1924—Hoover Becomes FBI Director
In the U.S., J. Edgar Hoover is appointed director of the Federal Bureau of Investigation, a position he retains until his death in 1972. Hoover is credited with building the FBI into a large and efficient crime-fighting agency, and with instituting a number of modern innovations to police technology, such as a centralized fingerprint file and forensic laboratories. But he also used the agency to grind a number of personal axes and far exceeded its legal mandate to amass secret files on political and civil rights leaders. Because of his abuses, FBI directors are now limited to 10-year terms. 1977—Joan Crawford Dies
American actress Joan Crawford, who began her show business career as a dancer in traveling theatrical companies, but soon became one of Hollywood's most prominent movie stars and one of the highest paid women in the United States, dies of a heart attack at her New York City apartment while ill with pancreatic cancer. 1949—Rainier Becomes Prince of Monaco
In Monaco, upon upon the death of Prince Louis II, twenty-six year old Rainier Louis Henri Maxence Bertrand Grimaldi, aka Rainier III, is crowned Prince of Monaco.

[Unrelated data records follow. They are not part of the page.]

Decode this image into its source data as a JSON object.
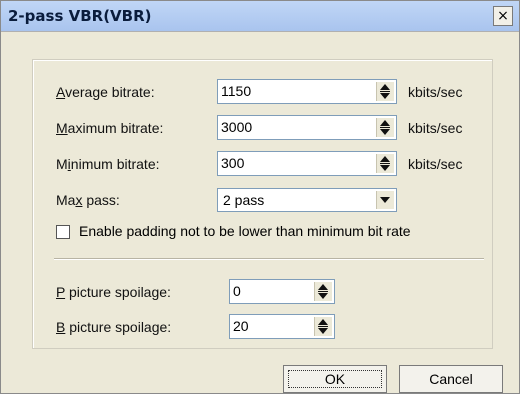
{
  "window": {
    "title": "2-pass VBR(VBR)",
    "close_glyph": "×"
  },
  "bitrates": [
    {
      "label_pre": "",
      "mnemonic": "A",
      "label_post": "verage bitrate:",
      "value": "1150",
      "unit": "kbits/sec"
    },
    {
      "label_pre": "",
      "mnemonic": "M",
      "label_post": "aximum bitrate:",
      "value": "3000",
      "unit": "kbits/sec"
    },
    {
      "label_pre": "M",
      "mnemonic": "i",
      "label_post": "nimum bitrate:",
      "value": "300",
      "unit": "kbits/sec"
    }
  ],
  "max_pass": {
    "label_pre": "Ma",
    "mnemonic": "x",
    "label_post": " pass:",
    "value": "2 pass"
  },
  "padding": {
    "label": "Enable padding not to be lower than minimum bit rate",
    "checked": false
  },
  "spoilage": [
    {
      "mnemonic": "P",
      "label_post": " picture spoilage:",
      "value": "0"
    },
    {
      "mnemonic": "B",
      "label_post": " picture spoilage:",
      "value": "20"
    }
  ],
  "buttons": {
    "ok": "OK",
    "cancel": "Cancel"
  }
}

Rainier later becomes an international household name by marrying American cinema sweetheart Grace Kelly in 1956. 1950—Dianetics is Published
After having told a gathering of science fiction writers two years earlier that the best way to become a millionaire was to start a new religion, American author L. Ron Hubbard publishes Dianetics: The Modern Science of Mental Health. The book is today one of the canonical texts of Scientology, referred to as "Book One", and its publication date serves as the first day of the Scientology calendar, making today the beginning of year 52 AD (After Dianetics). 1985—Theodore Sturgeon Dies
American science fiction and pulp writer Theodore Sturgeon, who pioneered a technique known as rhythmic prose, in which his text would drop into a standard poetic meter, dies from lung fibrosis, which may have been caused by his smoking, but also might have been caused by his exposure to asbestos during his years as a Merchant Marine.